| Thermal Damage is the inevitable killer of all integrated circuit boards. PC Mainboards are no different.
Think back to high school physics... when metal gets hot, it expends. When it cools, it contracts. Now, think about a metal hander that you would bend back and forth eventually snapping it in two. Remember burning your fingers eventually?
This is basically what's going on in a circuit board when you cycle a machine on and off (only in the opposite order). The board heats up due to the power flow and the metal pathways embedded in the board expand. Look at the board, there are a million corners along those paths. They want to expand, stretch, straighten out when heat is applied. Then you shut the machine off and they cool and want to retract back to their original positions. That's the hanger wiggling I was telling you about.
Eventually, just like a hanger, they will separate and that's thermal damage.
It can happen in the mainboard, a card, even in a chip on the board.
Be REALLY aware of this kind of damage in today's high end video cards... they generate a tremendous amout of heat and can be easily damaged by it.
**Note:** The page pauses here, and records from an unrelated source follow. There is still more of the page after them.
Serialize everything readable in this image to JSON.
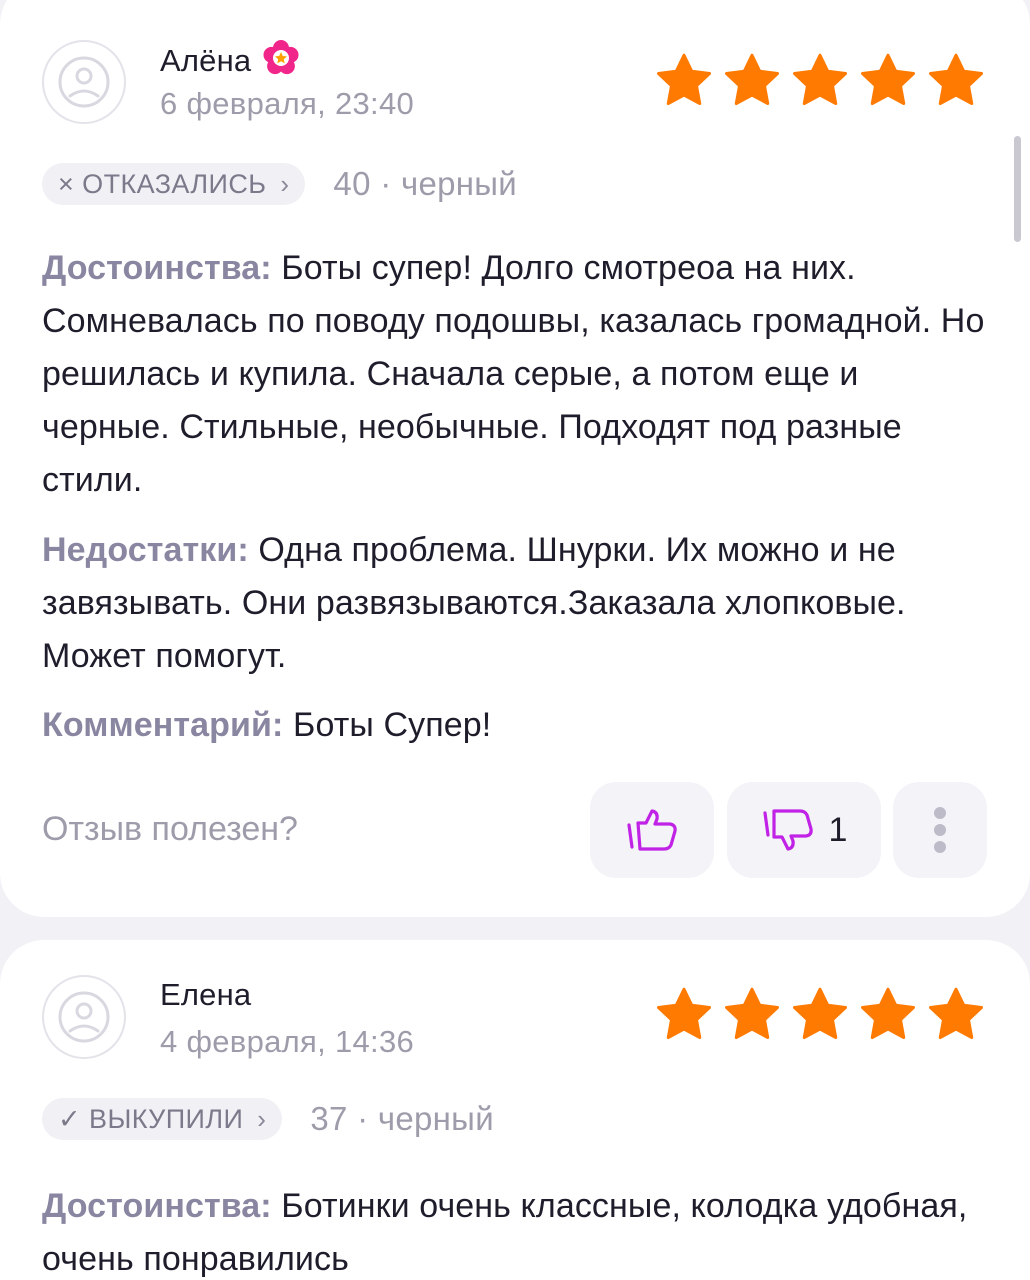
{
  "reviews": [
    {
      "author": "Алёна",
      "date": "6 февраля, 23:40",
      "rating": 5,
      "status_icon": "×",
      "status": "ОТКАЗАЛИСЬ",
      "variant": "40 · черный",
      "pros_label": "Достоинства:",
      "pros": "Боты супер! Долго смотреоа на них. Сомневалась по поводу подошвы, казалась громадной. Но решилась и купила. Сначала серые, а потом еще и черные. Стильные, необычные. Подходят под разные стили.",
      "cons_label": "Недостатки:",
      "cons": "Одна проблема. Шнурки. Их можно и не завязывать. Они развязываются.Заказала хлопковые. Может помогут.",
      "comment_label": "Комментарий:",
      "comment": "Боты Супер!",
      "helpful_question": "Отзыв полезен?",
      "dislikes": "1"
    },
    {
      "author": "Елена",
      "date": "4 февраля, 14:36",
      "rating": 5,
      "status_icon": "✓",
      "status": "ВЫКУПИЛИ",
      "variant": "37 · черный",
      "pros_label": "Достоинства:",
      "pros": "Ботинки очень классные, колодка удобная, очень понравились"
    }
  ],
  "colors": {
    "star": "#ff7a00",
    "vote_icon": "#c022e6",
    "badge": "#f0268a",
    "label": "#8886a0",
    "muted": "#9e9caa"
  },
  "icons": {
    "avatar": "sad-face-icon",
    "badge": "flower-badge-icon",
    "star": "star-icon",
    "like": "thumbs-up-icon",
    "dislike": "thumbs-down-icon",
    "more": "more-vertical-icon"
  }
}
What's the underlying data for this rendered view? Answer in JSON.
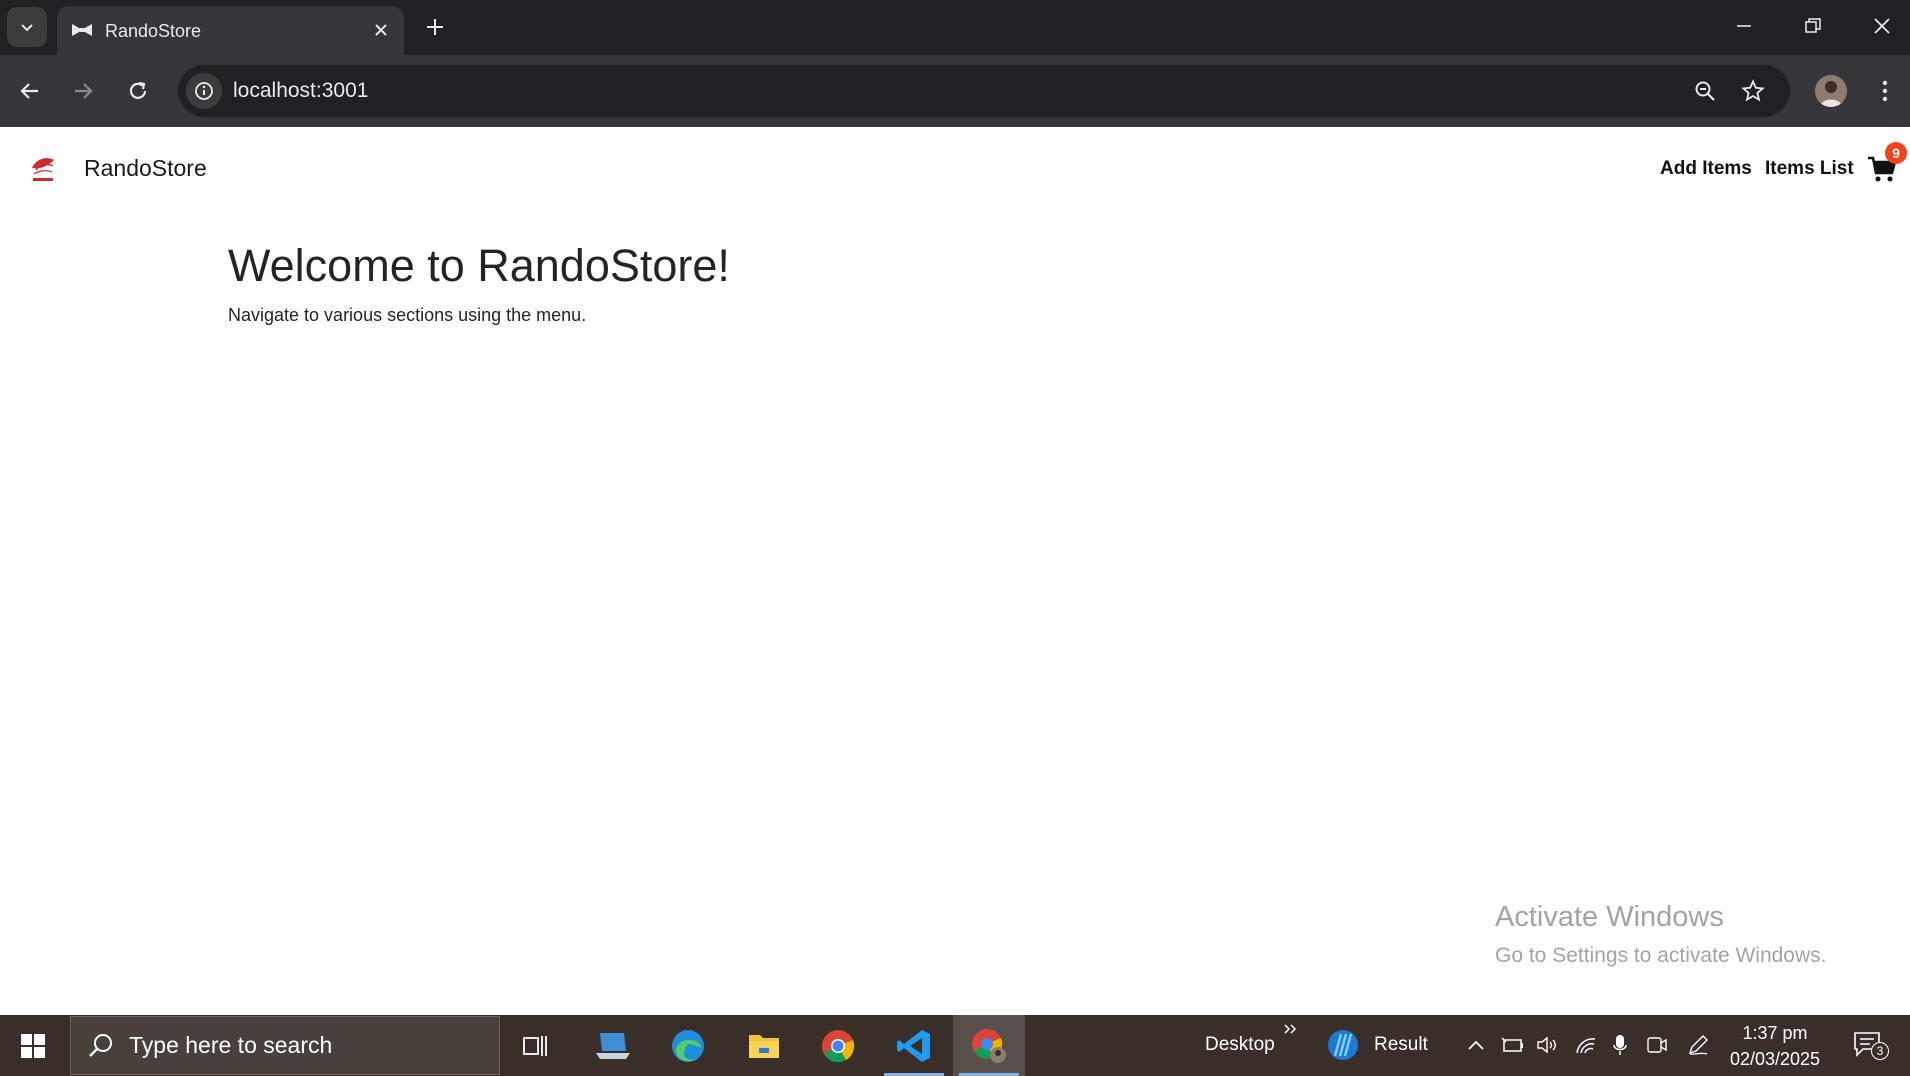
{
  "browser": {
    "tab_title": "RandoStore",
    "url": "localhost:3001"
  },
  "site": {
    "brand_name": "RandoStore",
    "nav": {
      "add_items": "Add Items",
      "items_list": "Items List"
    },
    "cart_count": "9",
    "welcome_title": "Welcome to RandoStore!",
    "welcome_subtitle": "Navigate to various sections using the menu."
  },
  "watermark": {
    "title": "Activate Windows",
    "subtitle": "Go to Settings to activate Windows."
  },
  "taskbar": {
    "search_placeholder": "Type here to search",
    "desktop_label": "Desktop",
    "result_label": "Result",
    "time": "1:37 pm",
    "date": "02/03/2025",
    "notification_count": "3"
  },
  "colors": {
    "chrome_dark": "#202124",
    "chrome_toolbar": "#35363a",
    "cart_badge": "#f0441a",
    "taskbar": "#3a2e29"
  }
}
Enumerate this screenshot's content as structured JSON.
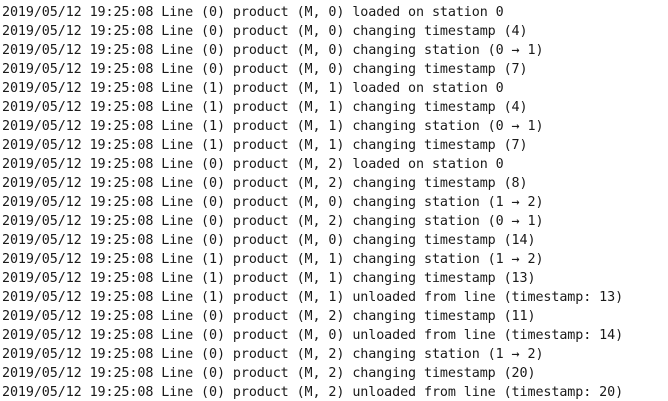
{
  "log": {
    "lines": [
      "2019/05/12 19:25:08 Line (0) product (M, 0) loaded on station 0",
      "2019/05/12 19:25:08 Line (0) product (M, 0) changing timestamp (4)",
      "2019/05/12 19:25:08 Line (0) product (M, 0) changing station (0 → 1)",
      "2019/05/12 19:25:08 Line (0) product (M, 0) changing timestamp (7)",
      "2019/05/12 19:25:08 Line (1) product (M, 1) loaded on station 0",
      "2019/05/12 19:25:08 Line (1) product (M, 1) changing timestamp (4)",
      "2019/05/12 19:25:08 Line (1) product (M, 1) changing station (0 → 1)",
      "2019/05/12 19:25:08 Line (1) product (M, 1) changing timestamp (7)",
      "2019/05/12 19:25:08 Line (0) product (M, 2) loaded on station 0",
      "2019/05/12 19:25:08 Line (0) product (M, 2) changing timestamp (8)",
      "2019/05/12 19:25:08 Line (0) product (M, 0) changing station (1 → 2)",
      "2019/05/12 19:25:08 Line (0) product (M, 2) changing station (0 → 1)",
      "2019/05/12 19:25:08 Line (0) product (M, 0) changing timestamp (14)",
      "2019/05/12 19:25:08 Line (1) product (M, 1) changing station (1 → 2)",
      "2019/05/12 19:25:08 Line (1) product (M, 1) changing timestamp (13)",
      "2019/05/12 19:25:08 Line (1) product (M, 1) unloaded from line (timestamp: 13)",
      "2019/05/12 19:25:08 Line (0) product (M, 2) changing timestamp (11)",
      "2019/05/12 19:25:08 Line (0) product (M, 0) unloaded from line (timestamp: 14)",
      "2019/05/12 19:25:08 Line (0) product (M, 2) changing station (1 → 2)",
      "2019/05/12 19:25:08 Line (0) product (M, 2) changing timestamp (20)",
      "2019/05/12 19:25:08 Line (0) product (M, 2) unloaded from line (timestamp: 20)"
    ]
  }
}
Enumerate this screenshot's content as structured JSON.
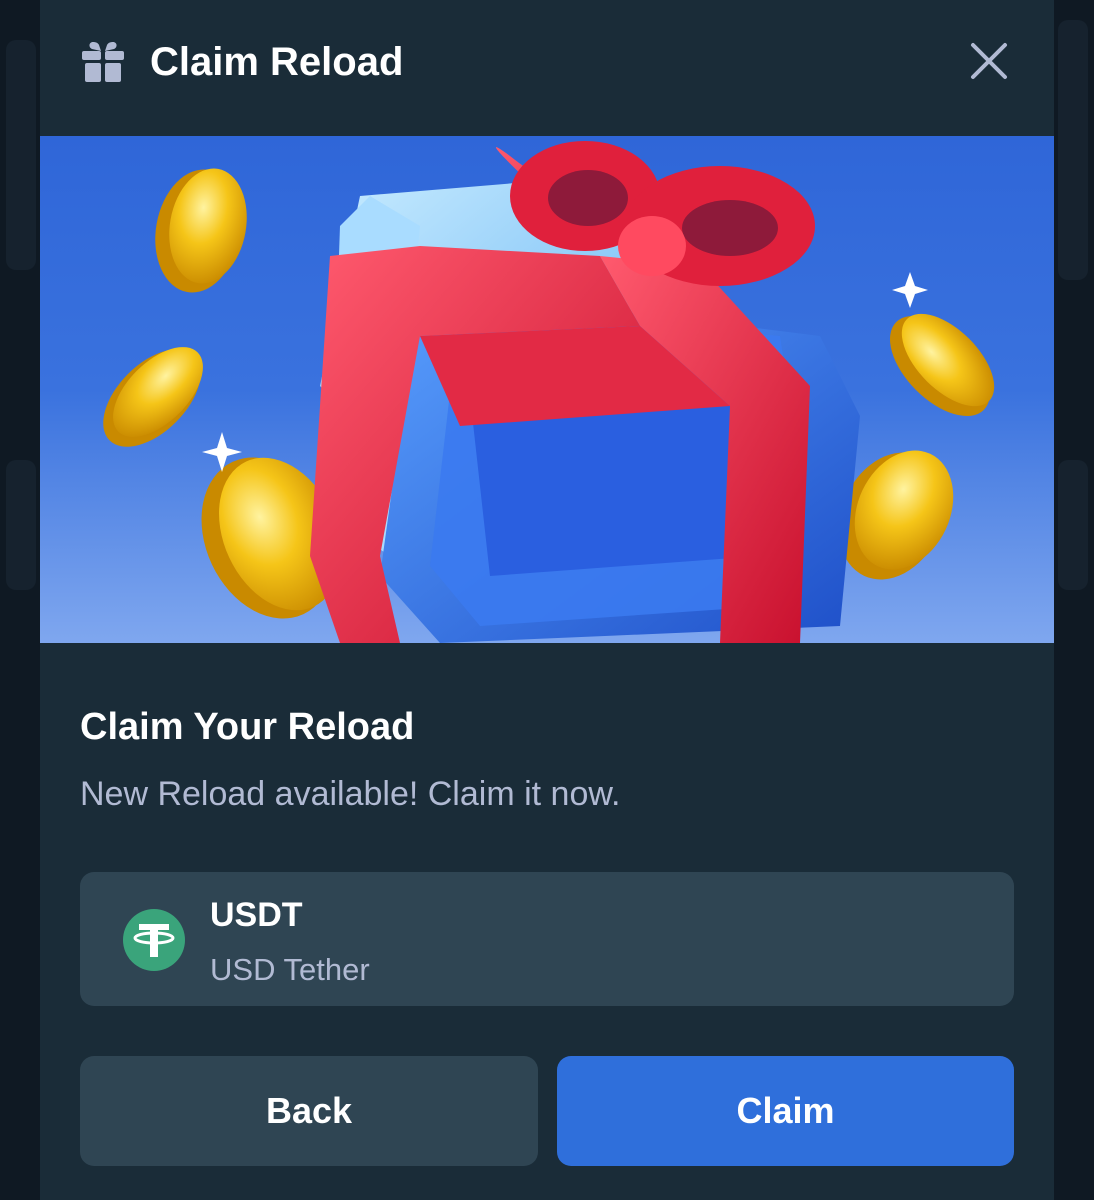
{
  "header": {
    "title": "Claim Reload",
    "icon": "gift-icon",
    "close_icon": "close-icon"
  },
  "banner": {
    "description_icon": "gift-box-with-coins-illustration"
  },
  "content": {
    "title": "Claim Your Reload",
    "subtitle": "New Reload available! Claim it now."
  },
  "currency": {
    "code": "USDT",
    "name": "USD Tether",
    "icon": "tether-icon",
    "icon_color": "#3aa47b"
  },
  "actions": {
    "back_label": "Back",
    "claim_label": "Claim"
  },
  "colors": {
    "modal_bg": "#1a2c38",
    "card_bg": "#2f4553",
    "primary": "#2f6fdb",
    "muted_text": "#b1bad3"
  }
}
Monitors too, are damaged in the same way. Life support equipment, car computers, coffe pots... all the same.
That's why the local elecronics store only offers a 2 - 3 year manufacturers warranty on most household electronics like TVs, Stereos and Radios... because they know just about how long it takes for thermal damage to occur.
So yes, overheating your CPU and damage the board by either time or taking a dtat path to a temp that exceeds its structural intergrity as described above.